On voit les questions existentielles qui traversent l’esprit des mélomanes de Meslay. La question ne se posa pas avec Eric Lu, grand jeune homme impassible de moins de 30 ans, évidemment d’origine asiatique mais né aux Etats-Unis. Et tout auréolé de sa médaille d’or au concours Chopin de Varsovie l’an dernier. C’est d’ailleurs Chopin qu’il joua le mieux.

Mais le reste était très bien aussi. D’autant qu’ouvrir un récital par les Scènes de la forêt de Schumann vous indique un tempérament. Le contraste Eusebius-Florestan est parfaitement mis en scène, le son est beau, juste, la virtuosité sans défaut, et Lu nous fait respirer cette atmosphère boisée, touffue, de chasse et d’ombre. Mais il ne met pas grand-chose (sinon ses doigts) dans le morceau le plus étrange de l’oeuvre, de toute l’oeuvre de Schumann (et au-delà) le si incroyable Oiseau Prophète, sorti de nulle part.

Eric Lu © Gérard Proust

Chopin donc: une Polonaise opus 71 n° 2 méconnue car il y en a une dizaine ainsi qu’on joue rarement, en-dehors des plus fameuses. Une 4e Ballade, cette oeuvre si difficile dans l’entrecroisement de ses lignes, de ses climats, aboutissant à un final d’une virtuosité folle où Lu, le visage toujours sérieux, se régale. On ne saura trop pourquoi un Impromptu de Schubert vient se glisser là (le moins connu opus 142 n° 1 mais dans les bis Lu nous donnera le célèbre opus 90 n° 3), avant, de Chopin, la 3e sonate, impressionnante, aussi bien dans le si beau mouvement lent que dans la folle chevauchée du final.
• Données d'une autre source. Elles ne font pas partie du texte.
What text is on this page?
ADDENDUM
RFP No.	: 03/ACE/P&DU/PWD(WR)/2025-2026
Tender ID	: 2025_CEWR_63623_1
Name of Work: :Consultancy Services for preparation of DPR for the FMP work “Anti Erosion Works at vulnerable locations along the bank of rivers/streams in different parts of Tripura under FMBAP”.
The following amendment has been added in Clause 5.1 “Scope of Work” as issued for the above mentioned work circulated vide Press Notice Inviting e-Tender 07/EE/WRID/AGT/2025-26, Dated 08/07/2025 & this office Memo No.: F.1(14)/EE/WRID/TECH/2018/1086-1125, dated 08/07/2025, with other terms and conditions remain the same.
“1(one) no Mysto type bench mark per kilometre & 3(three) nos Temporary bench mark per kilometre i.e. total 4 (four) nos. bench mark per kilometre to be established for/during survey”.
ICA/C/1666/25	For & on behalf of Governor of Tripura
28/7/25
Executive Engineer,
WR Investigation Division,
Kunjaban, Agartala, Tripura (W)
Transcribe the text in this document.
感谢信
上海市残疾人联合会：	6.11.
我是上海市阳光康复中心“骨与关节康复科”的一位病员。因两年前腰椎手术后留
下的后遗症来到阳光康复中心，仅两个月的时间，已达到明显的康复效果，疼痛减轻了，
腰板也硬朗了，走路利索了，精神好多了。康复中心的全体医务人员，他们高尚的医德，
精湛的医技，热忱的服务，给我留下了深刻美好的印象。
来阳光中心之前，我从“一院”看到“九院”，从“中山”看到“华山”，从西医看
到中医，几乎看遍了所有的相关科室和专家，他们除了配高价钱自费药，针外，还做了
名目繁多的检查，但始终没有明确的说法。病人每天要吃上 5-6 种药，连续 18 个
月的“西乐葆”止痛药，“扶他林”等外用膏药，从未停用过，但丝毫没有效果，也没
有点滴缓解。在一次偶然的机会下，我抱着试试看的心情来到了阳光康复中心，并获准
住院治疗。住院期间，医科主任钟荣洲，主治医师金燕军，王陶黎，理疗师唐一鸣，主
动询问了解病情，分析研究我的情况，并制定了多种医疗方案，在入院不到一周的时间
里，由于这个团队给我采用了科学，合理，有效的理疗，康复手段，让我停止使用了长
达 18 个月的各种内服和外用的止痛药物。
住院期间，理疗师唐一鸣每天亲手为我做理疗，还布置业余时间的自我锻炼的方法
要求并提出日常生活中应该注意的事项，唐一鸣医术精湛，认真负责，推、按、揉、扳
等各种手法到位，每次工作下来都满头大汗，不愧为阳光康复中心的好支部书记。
Mais je ne pouvais m’empêcher, dans les dernières mesures de la sonate, de me demander pourquoi, même avec quelqu’un comme Lu, si réservé, est systématique cette tendance à mettre en scène sa virtuosité: accords écrasés, accentuation de la vitesse dans des prestos qui se font prestissimos, comme si l’on quêtait les “vivats”, les “bravos” sonores que même nous, spectateurs lambdas mais pas innocents, nous attendons déjà du fond de la salle. Cela touche toute la génération des jeunes musiciens (chanteurs inclus) et même un peu moins jeunes (Lang Lang, Buniatishvili, Yuja Wang, qui ont commencé!) Influence des réseaux sociaux, évidemment, qui touche même un Lu, si introverti. Or, cette 3e sonate, elle a été jouée par les plus grands virtuoses mais qui (même une Argerich) ne mettaient pas ainsi leur virtuosité en scène.

E.L. © Gérard Proust

Comme pour se faire pardonner, Lu, après son Schubert et une petite Valse de Chopin, offrait le mouvement lent de la 10e sonate de Mozart. Mozart, le si difficile compositeur…

Et c’était très beau.

Festival de la Grange de Meslay, Parçay-Meslay (Touraine) Concerts du 7 juin:

  • Arielle Beck, piano: oeuvres de Bach, Mozart, Mendelssohn et Hindemith.

  • Rodolphe Menguy, piano et les membres du Quintette Moraguès: oeuvres de Mozart et Beethoven

  • Eric Lu, piano: oeuvres de Schumann, Schubert et Chopin

    Les concerts de ce second week-end ont lieu au domaine de Candé, à quelques kilomètres de Tours.